Near the height of artistic anonymity are those painstaking workmen in government office who scratch designs for postage stamps on metal dies. For every hundred philatelists who know the value of a one-cent postoffice Mauritius ($20,000) scarcely one knows the name of its engraver, J. Barnard. No such anonymity is the fate of Stamp Engraver Sanchez Toda, designer of the Spanish Goya memorial stamps which reached U. S. post offices last week. Cables carried his name round the world, foreign reformers held high their hands in horror.

Three of the 32 stamps in the Goya issue (11 1/2, 46-c-, $1.15) are reproductions of that acid genius Francisco Goya's best known picture La Maja Desnuda ("The Nude Maia"), a portrait of the bold, bare, buxom Maria Teresa, Duchess of Alba. The picture caused trouble when Goya painted it.* Trouble continued last week.

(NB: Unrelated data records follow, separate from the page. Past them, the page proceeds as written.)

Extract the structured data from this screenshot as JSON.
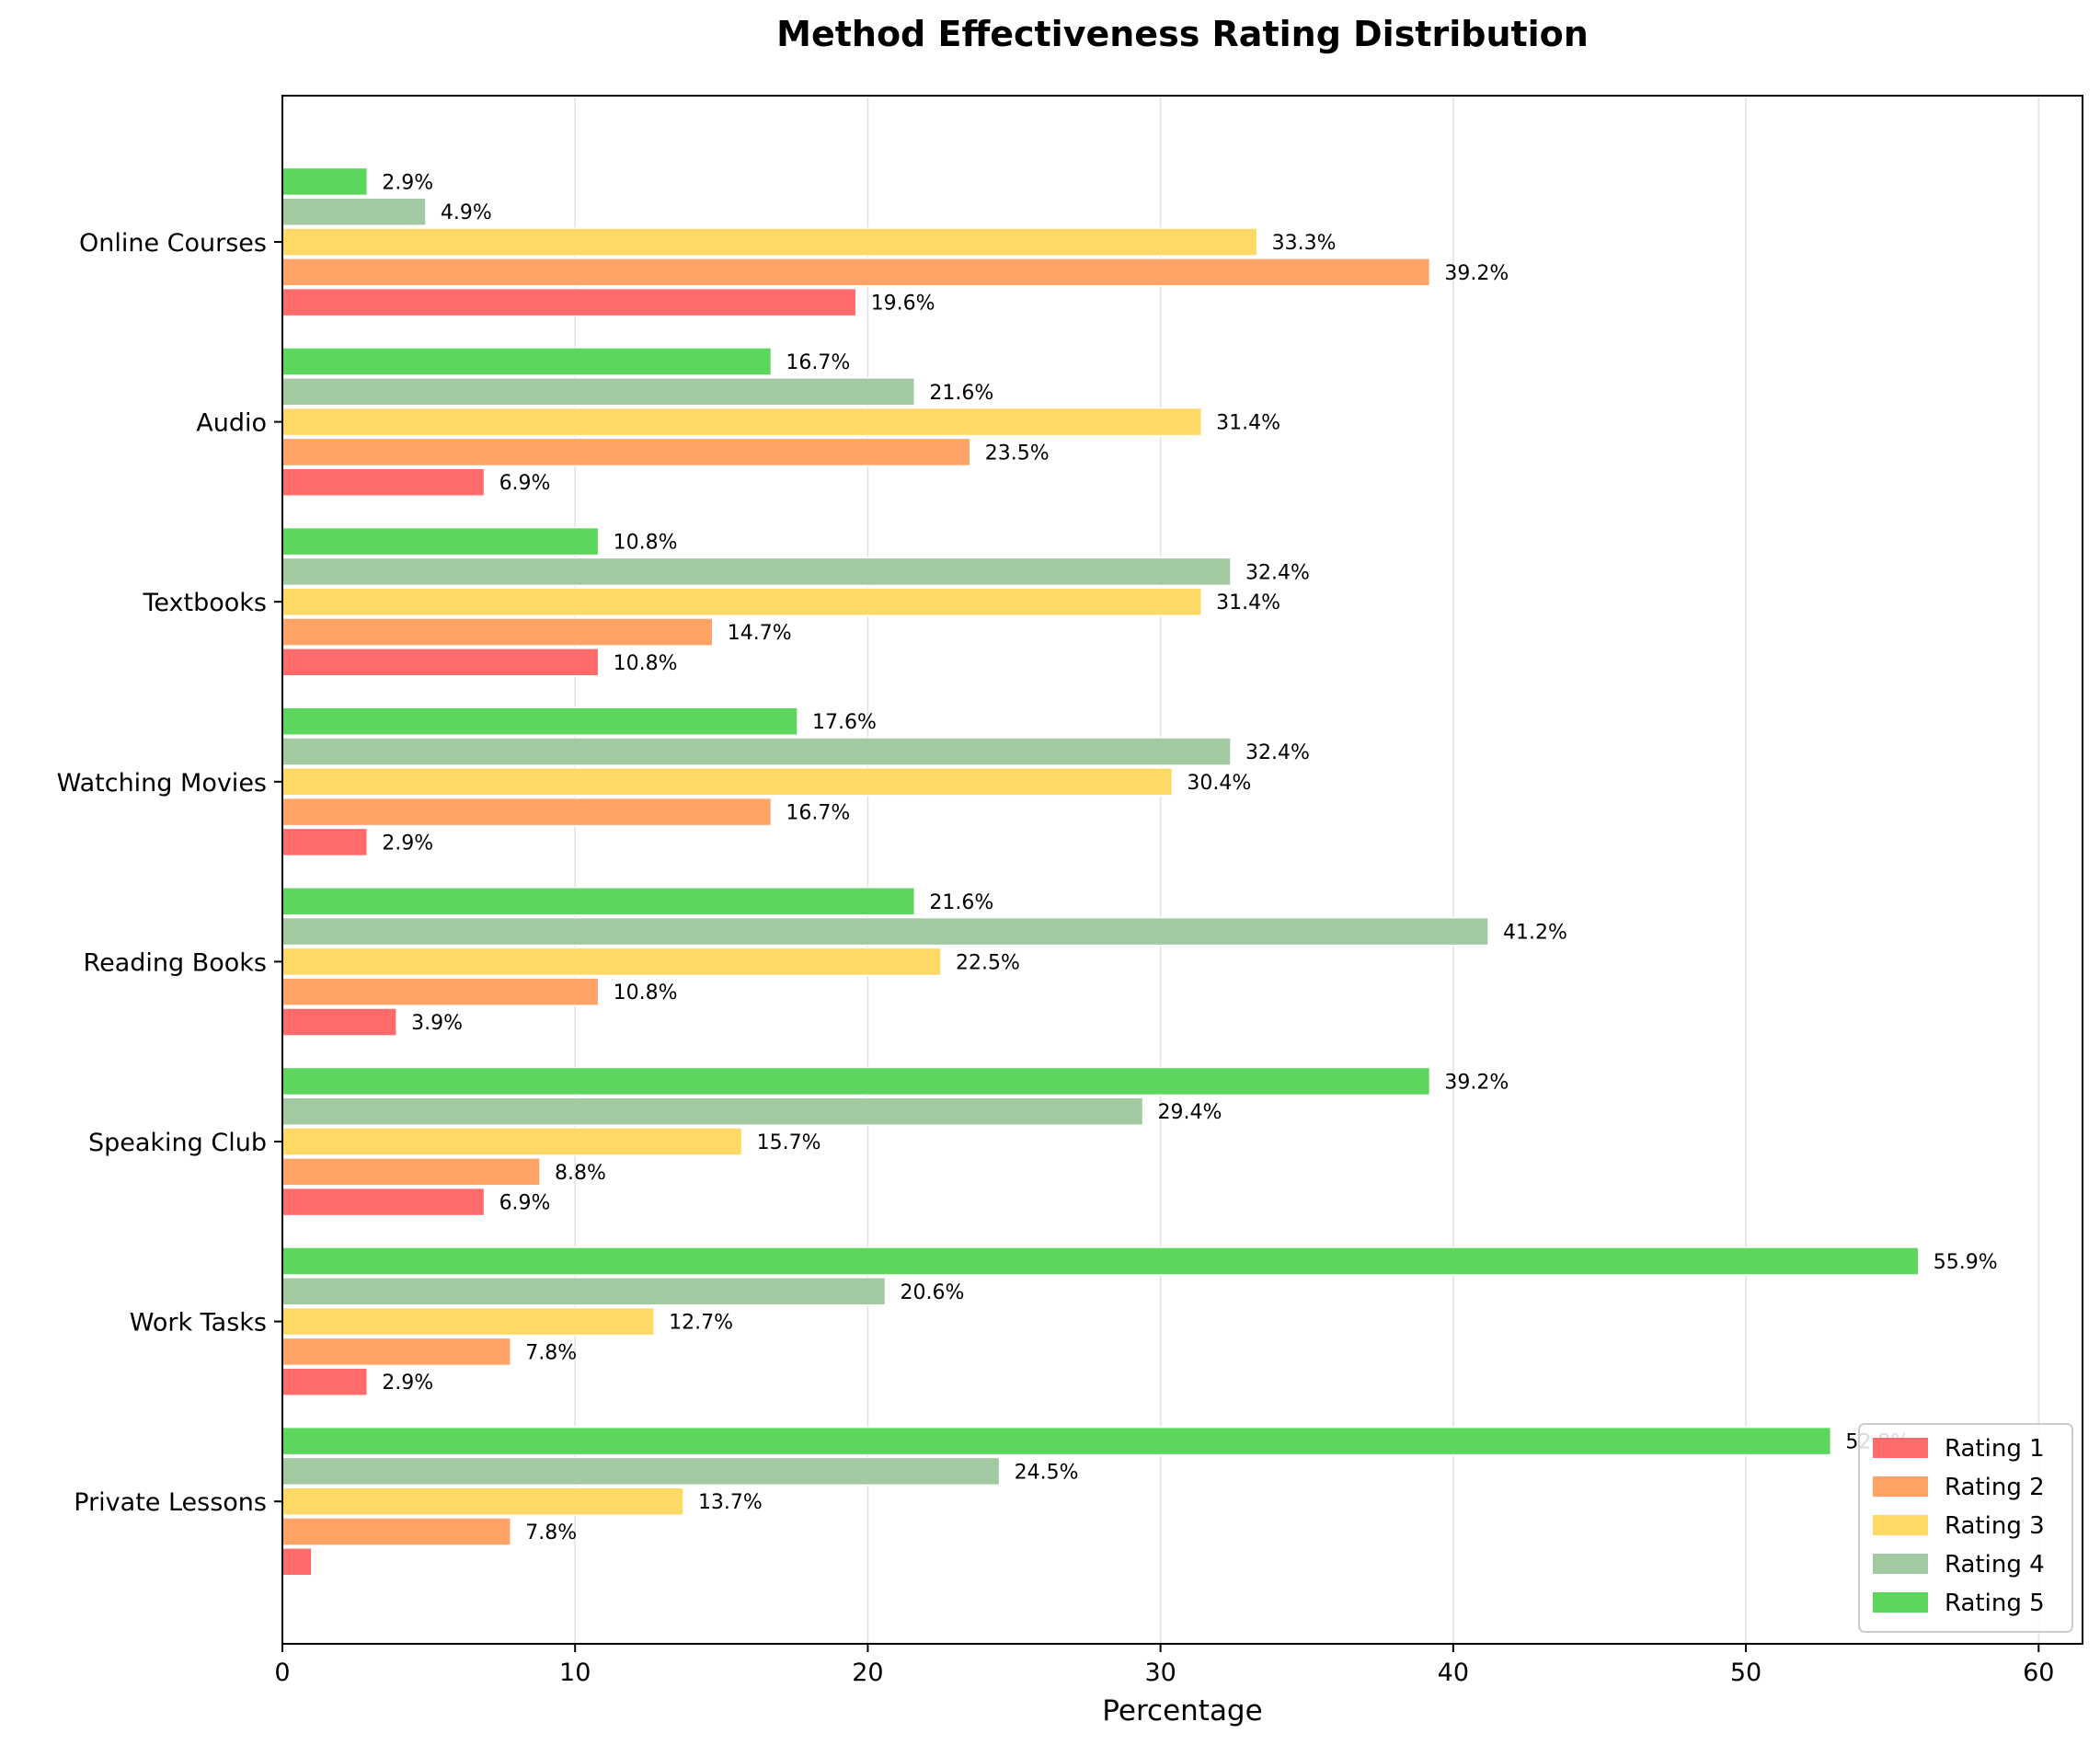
{
  "chart_data": {
    "type": "bar",
    "orientation": "horizontal",
    "title": "Method Effectiveness Rating Distribution",
    "xlabel": "Percentage",
    "ylabel": "",
    "xlim": [
      0,
      61.5
    ],
    "xticks": [
      0,
      10,
      20,
      30,
      40,
      50,
      60
    ],
    "grid": "vertical",
    "legend_position": "bottom-right",
    "categories": [
      "Online Courses",
      "Audio",
      "Textbooks",
      "Watching Movies",
      "Reading Books",
      "Speaking Club",
      "Work Tasks",
      "Private Lessons"
    ],
    "series": [
      {
        "name": "Rating 1",
        "color": "#ff6b6b",
        "values": [
          19.6,
          6.9,
          10.8,
          2.9,
          3.9,
          6.9,
          2.9,
          1.0
        ]
      },
      {
        "name": "Rating 2",
        "color": "#ffa366",
        "values": [
          39.2,
          23.5,
          14.7,
          16.7,
          10.8,
          8.8,
          7.8,
          7.8
        ]
      },
      {
        "name": "Rating 3",
        "color": "#ffd966",
        "values": [
          33.3,
          31.4,
          31.4,
          30.4,
          22.5,
          15.7,
          12.7,
          13.7
        ]
      },
      {
        "name": "Rating 4",
        "color": "#a3c9a3",
        "values": [
          4.9,
          21.6,
          32.4,
          32.4,
          41.2,
          29.4,
          20.6,
          24.5
        ]
      },
      {
        "name": "Rating 5",
        "color": "#5cd65c",
        "values": [
          2.9,
          16.7,
          10.8,
          17.6,
          21.6,
          39.2,
          55.9,
          52.9
        ]
      }
    ],
    "value_labels": [
      [
        "19.6%",
        "6.9%",
        "10.8%",
        "2.9%",
        "3.9%",
        "6.9%",
        "2.9%",
        ""
      ],
      [
        "39.2%",
        "23.5%",
        "14.7%",
        "16.7%",
        "10.8%",
        "8.8%",
        "7.8%",
        "7.8%"
      ],
      [
        "33.3%",
        "31.4%",
        "31.4%",
        "30.4%",
        "22.5%",
        "15.7%",
        "12.7%",
        "13.7%"
      ],
      [
        "4.9%",
        "21.6%",
        "32.4%",
        "32.4%",
        "41.2%",
        "29.4%",
        "20.6%",
        "24.5%"
      ],
      [
        "2.9%",
        "16.7%",
        "10.8%",
        "17.6%",
        "21.6%",
        "39.2%",
        "55.9%",
        "52.9%"
      ]
    ]
  }
}
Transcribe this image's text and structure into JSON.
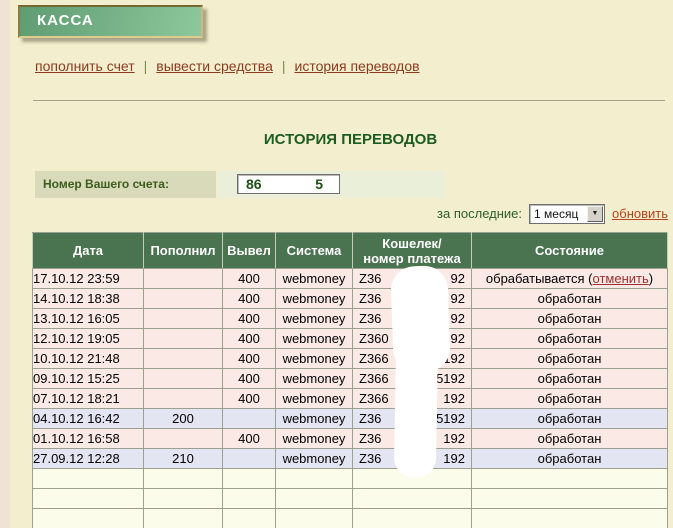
{
  "banner": {
    "label": "КАССА"
  },
  "nav": {
    "separator": "|",
    "items": [
      {
        "label": "пополнить счет"
      },
      {
        "label": "вывести средства"
      },
      {
        "label": "история переводов"
      }
    ]
  },
  "content": {
    "title": "ИСТОРИЯ ПЕРЕВОДОВ"
  },
  "account": {
    "label": "Номер Вашего счета:",
    "value_visible_start": "86",
    "value_visible_end": "5"
  },
  "filter": {
    "label": "за последние:",
    "selected_option": "1 месяц",
    "dropdown_arrow": "▼",
    "refresh_label": "обновить"
  },
  "table": {
    "headers": [
      "Дата",
      "Пополнил",
      "Вывел",
      "Система",
      "Кошелек/\nномер платежа",
      "Состояние"
    ],
    "rows": [
      {
        "date": "17.10.12 23:59",
        "deposit": "",
        "withdraw": "400",
        "system": "webmoney",
        "wallet_start": "Z36",
        "wallet_end": "92",
        "status": "обрабатывается",
        "cancel_link": "отменить",
        "row_type": "withdraw"
      },
      {
        "date": "14.10.12 18:38",
        "deposit": "",
        "withdraw": "400",
        "system": "webmoney",
        "wallet_start": "Z36",
        "wallet_end": "92",
        "status": "обработан",
        "cancel_link": "",
        "row_type": "withdraw"
      },
      {
        "date": "13.10.12 16:05",
        "deposit": "",
        "withdraw": "400",
        "system": "webmoney",
        "wallet_start": "Z36",
        "wallet_end": "92",
        "status": "обработан",
        "cancel_link": "",
        "row_type": "withdraw"
      },
      {
        "date": "12.10.12 19:05",
        "deposit": "",
        "withdraw": "400",
        "system": "webmoney",
        "wallet_start": "Z360",
        "wallet_end": "92",
        "status": "обработан",
        "cancel_link": "",
        "row_type": "withdraw"
      },
      {
        "date": "10.10.12 21:48",
        "deposit": "",
        "withdraw": "400",
        "system": "webmoney",
        "wallet_start": "Z366",
        "wallet_end": "192",
        "status": "обработан",
        "cancel_link": "",
        "row_type": "withdraw"
      },
      {
        "date": "09.10.12 15:25",
        "deposit": "",
        "withdraw": "400",
        "system": "webmoney",
        "wallet_start": "Z366",
        "wallet_end": "5192",
        "status": "обработан",
        "cancel_link": "",
        "row_type": "withdraw"
      },
      {
        "date": "07.10.12 18:21",
        "deposit": "",
        "withdraw": "400",
        "system": "webmoney",
        "wallet_start": "Z366",
        "wallet_end": "192",
        "status": "обработан",
        "cancel_link": "",
        "row_type": "withdraw"
      },
      {
        "date": "04.10.12 16:42",
        "deposit": "200",
        "withdraw": "",
        "system": "webmoney",
        "wallet_start": "Z36",
        "wallet_end": "5192",
        "status": "обработан",
        "cancel_link": "",
        "row_type": "deposit"
      },
      {
        "date": "01.10.12 16:58",
        "deposit": "",
        "withdraw": "400",
        "system": "webmoney",
        "wallet_start": "Z36",
        "wallet_end": "192",
        "status": "обработан",
        "cancel_link": "",
        "row_type": "withdraw"
      },
      {
        "date": "27.09.12 12:28",
        "deposit": "210",
        "withdraw": "",
        "system": "webmoney",
        "wallet_start": "Z36",
        "wallet_end": "192",
        "status": "обработан",
        "cancel_link": "",
        "row_type": "deposit"
      }
    ],
    "empty_rows": 3
  },
  "colors": {
    "page_cream": "#f3efce",
    "banner_green_dark": "#5f9c71",
    "banner_green_light": "#8dc89c",
    "table_header_green": "#4a7350",
    "row_pink": "#fae9e4",
    "row_lavender": "#e3e5f3",
    "row_empty_ivory": "#fbfce9",
    "nav_link_brown": "#8b3a1e",
    "refresh_link_orange": "#b5431b",
    "cancel_link_red": "#a03030",
    "title_green": "#1d5b21"
  }
}
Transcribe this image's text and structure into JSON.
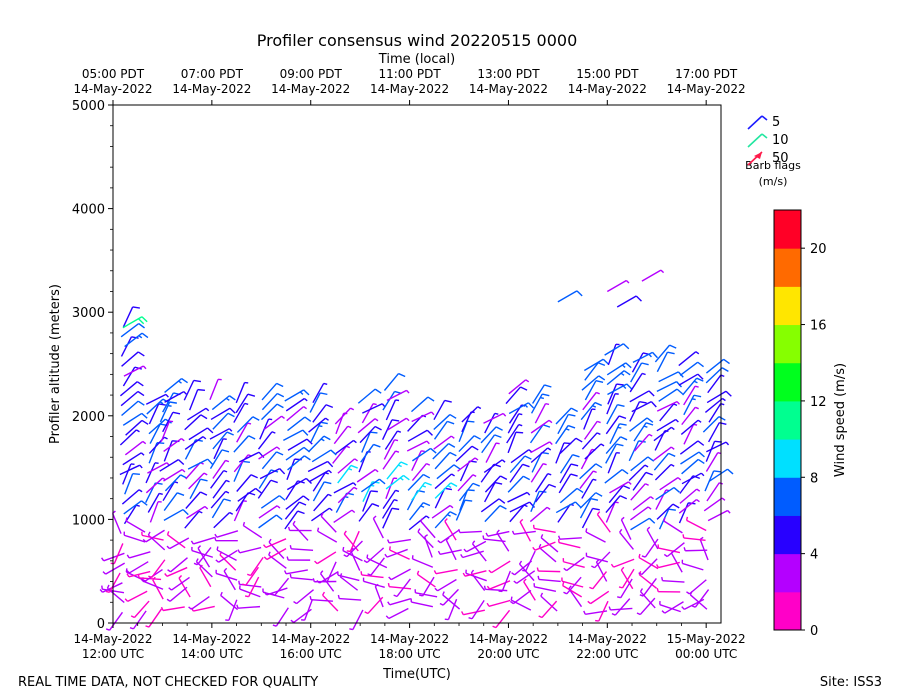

The stamps (29,800) were speedily sold. Letters from the facetious, protests from puritans flooded the Spanish Postoffice, the International Postal Union. Plaints ranged from statements that what is art in Latin countries is obscenity in the Nordic north, to threats of official proceedings against the Spanish Government for sending obscene matter through the mails. To the postal union wrote a Swiss zealot:

"An indecent picture is bad enough . . . but a postage stamp, whose back side must be licked! . . . Millions of innocent children collect stamps."

In Manhattan that expert in pornography, John Saxton Sumner of the Society for the Suppression of Vice, admitted sadly that he could do nothing about a stamp issued by the Spanish Government.

Pope Sits

In Rome last week one Guarino Roscioli, young sculptor, chiseled with Renaissance fever on a marble bust of and for Pope Pius XI. The commission was a result of His Holiness' good nature. He had seen a passable clay model which Sculptor Roscioli had made solely from photographs, had summoned the young man to correct some lineaments from a personal sitting.

*Hearing that his wife was posing in the altogether for the great Spanish satirist, the Duke of Alba swore that lie would paint Goya's picture in Goya's blood. Friends repeated the threat to the artist. When the Duke arrived unexpectedly at Goya's studio the next day he found his wife lightly but sufficiently clad in flimsy trousers, toreador's jacket, posing for another picture which sly Goya had stayed up all night to paint. Both pictures now hang side by side in the Seville gallery.